L’agent immobilier, dont la faute a concouru à la nullité du contrat de vente, est ainsi tenu d’indemniser l’acquéreur au titre de l’impossibilité pour le vendeur de restituer le prix de vente (I) et de la perte des loyers escomptés à la suite de l’annulation de la vente (II). Ces deux solutions méritent chacune des explications complémentaires.

I. Préjudice résultant du défaut de restitution du prix de vente en raison de l’insolvabilité du vendeur

La condamnation de l’agent immobilier à garantir le paiement de la créance en restitution du prix en cas d’insolvabilité démontrée du vendeur s’inscrit dans une jurisprudence constante et invite à revenir sur la dialectique complexe entre restitution et réparation.

Le raisonnement de la Cour de cassation tient en deux temps. Les Hauts magistrats rappellent tout d’abord la règle selon laquelle la restitution du prix à la suite de l’annulation du contrat de vente ne constitue pas en elle-même un préjudice indemnisable qu’un tiers pourrait être tenu de réparer.

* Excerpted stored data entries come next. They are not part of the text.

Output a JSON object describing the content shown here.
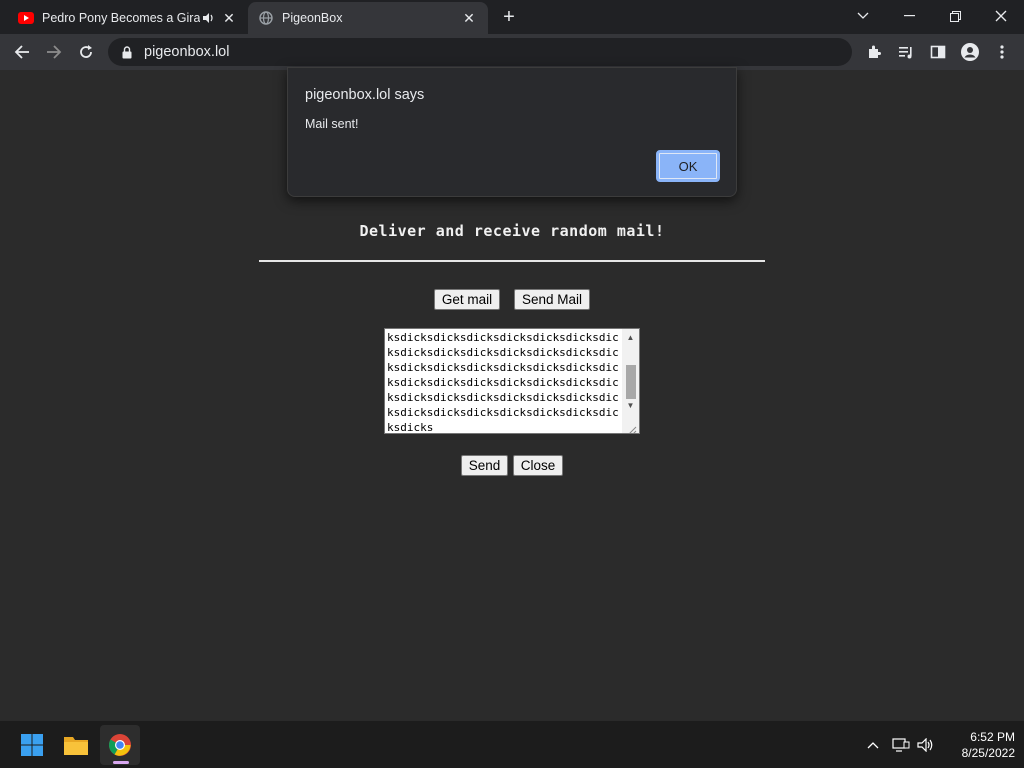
{
  "browser": {
    "tabs": [
      {
        "title": "Pedro Pony Becomes a Giraffe",
        "favicon": "youtube-icon",
        "audio": true
      },
      {
        "title": "PigeonBox",
        "favicon": "globe-icon",
        "active": true
      }
    ],
    "address": "pigeonbox.lol"
  },
  "page": {
    "tagline": "Deliver and receive random mail!",
    "buttons": {
      "get_mail": "Get mail",
      "send_mail": "Send Mail",
      "send": "Send",
      "close": "Close"
    },
    "mail_text": "ksdicksdicksdicksdicksdicksdicksdicksdicksdicksdicksdicksdicksdicksdicksdicksdicksdicksdicksdicksdicksdicksdicksdicksdicksdicksdicksdicksdicksdicksdicksdicksdicksdicksdicksdicksdicksdicksdicksdicksdicksdicksdicksdicks"
  },
  "dialog": {
    "title": "pigeonbox.lol says",
    "message": "Mail sent!",
    "ok_label": "OK"
  },
  "taskbar": {
    "time": "6:52 PM",
    "date": "8/25/2022"
  },
  "colors": {
    "page_bg": "#2b2b2b",
    "dialog_ok": "#8ab4f8",
    "youtube_red": "#ff0000"
  }
}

Cette règle est classique [6] et s’étend naturellement à toutes les restitutions dont le régime est désormais prévu aux articles 1352 N° Lexbase : L1003KZ8 et suivants du Code civil : restitution du prix de vente tant à la suite de l’annulation du contrat que d’une autre cause d’anéantissement du contrat [7], mais aussi restitution du coût des travaux de conservation du bien réalisé par l’acquéreur [8] ou encore restitution de la perte de valeur du bien détérioré par l’acquéreur, etc.

La Cour de cassation tempère ensuite cette règle en cas d’impossibilité pour l’acquéreur de recouvrer la créance en restitution du prix : l’agent immobilier, dont la faute a concouru, au moins pour partie, à l’anéantissement de l’acte peut être condamné à garantir le paiement en cas d’insolvabilité démontrée du vendeur.

La solution ne surprend pas dans la mesure où une telle position a déjà été adoptée par la Cour de cassation, notamment à propos du notaire tenu, en cas d’impossibilité pour le débiteur de la créance en restitution, et seulement dans ce cas, de garantir le paiement de cette créance [9].

Elle se justifie par deux raisons principales. La première réside dans la distinction entre restitution et réparation. Les restitutions consécutives à l’anéantissement rétroactif du contrat sont la concrétisation de la fiction de la rétroactivité. Elles « ne constituent précisément que la conséquence légale de la fiction du rétablissement du statu quo ante ; aussi ne constituent-elles jamais en elles-mêmes des préjudices dont la réparation peut être réclamée en tant que telle au notaire » [10] ou à tout autre tiers fautif. Dans un cas, il s’agit de rétablir une situation antérieure, alors que dans l’autre cas, il s’agit de réparer un préjudice en replaçant la victime dans la situation qui était la sienne avant la survenance du dommage. Or, ce préjudice n’existe pas dans la mesure où la restitution permet déjà de replacer la victime dans la situation qui était la sienne avant la conclusion du contrat. Plus exactement, ce préjudice n’est pas certain et c’est la deuxième raison qui justifie cette solution jurisprudentielle. Il existe en effet un risque que l’acquéreur ne puisse pas être replacé dans la situation antérieure à la conclusion du contrat, ce qui lui serait préjudiciable, mais ce préjudice tenant à l’impossibilité d’être remboursé du prix de vente n’est pas certain tant que l’acquéreur dispose d’une action – action en restitution – à l’encontre du vendeur [11]. Il l’est en revanche dans l’hypothèse d’une impossibilité avérée pour le vendeur de restituer le prix de vente. D’où, dans ce cas, la condamnation de l’agent immobilier fautif à garantir le paiement de la restitution du prix de vente. La responsabilité du tiers fautif n’en devient pas moins subsidiaire. Une responsabilité subsidiaire impliquerait que le tiers ne soit responsable qu’en cas d’irresponsabilité d’un premier responsable d’un préjudice d’ores et déjà certain. Or, en l’espèce, le préjudice subi par l’acquéreur était initialement incertain. Le tiers ne peut ainsi être mis en cause qu’en tant que garant du vendeur au titre de sa créance en restitution du prix de vente.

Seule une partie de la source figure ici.